Living with Rheumatoid Arthritis
Rheumatoid arthritis is a debilitating disease that affects millions of Americans. Although there is no cure for rheumatoid arthritis, there are things you can do to make living with the disease bearable.
The signature symptom of rheumatoid arthritis is pain. It's possible to manage pain effectively using over-the-counter pain medications, but be sure to speak with your health practitioner to design a safe and effective pain management program.
Another symptom commonly experienced by rheumatoid arthritis sufferers is fatigue. There are several steps you can take to reduce fatigue.
- Get plenty of rest. This doesn't mean just getting enough sleep at night. You might also need to lay down and rest for several 10 or 15 minute periods throughout the day.
- However, don't rest too much. Inactivity can make your joints more stiff.
- Don't get overtired. Be sure to schedule rest time during the day.
- Try not to worry too much about tasks like housework. You may not be able to do the same amount of housework as you used to. Have someone else perform these tasks for you.
A healthy balanced diet can help rheumatoid arthritis sufferers. Avoid excess:
- Make sure to get enough:
- Complex carbohydrates
- Fish and other foods rich in omega 3 fatty acids
- Vitamin D
Since people with rheumatoid arthritis are more prone to developing osteoporosis, getting enough vitamin D and calcium is vital to protect your bone health. You may also want to pursue natural healing methods to help alleviate your rheumatoid arthritis.
A sedentary lifestyle will exacerbate rheumatoid arthritis symptoms. It is therefore important to get enough exercise. There are many exercises that will maintain muscle strength, flexibility, and overall health without being too strenuous for rheumatoid arthritis sufferers.
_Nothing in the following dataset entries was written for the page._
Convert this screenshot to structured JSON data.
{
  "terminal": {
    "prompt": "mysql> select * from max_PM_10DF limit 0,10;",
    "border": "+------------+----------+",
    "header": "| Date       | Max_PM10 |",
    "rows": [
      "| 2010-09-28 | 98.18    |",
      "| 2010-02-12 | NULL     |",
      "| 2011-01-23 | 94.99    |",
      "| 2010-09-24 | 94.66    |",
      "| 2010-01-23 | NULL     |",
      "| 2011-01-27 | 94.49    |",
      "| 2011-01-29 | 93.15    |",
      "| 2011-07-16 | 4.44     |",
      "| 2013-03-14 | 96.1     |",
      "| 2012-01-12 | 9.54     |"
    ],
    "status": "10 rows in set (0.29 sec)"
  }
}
- Physical therapy may be recommended by your health practitioner.
- If you have arthritis symptoms in your lower extremities, swimming is a fun and easy low-impact exercise that won't cause pain in your feet and legs.
- If you have arthritic symptoms in your upper body, walking or bicycling is permissible.
- Be sure to do plenty of stretching before exercise to avoid injury, and always talk to your health practitioner before beginning an exercise program.
It is important to avoid further damage to joints by taking the following precautions:
- Applying heat to the affected area
- Hot baths after extended periods of sitting or sleeping may help alleviate joint stiffness.
- Sleeping under an electric blanket can also reduce stiffness.
- Warm wax baths can help alleviate pain and stiffness in the hands.
- Use assistive devices
- Splints, canes, or walkers can help increase mobility and decrease pain and joint damage.
- Special kitchen tools and special doorknobs can also help protect your joints from undue stress.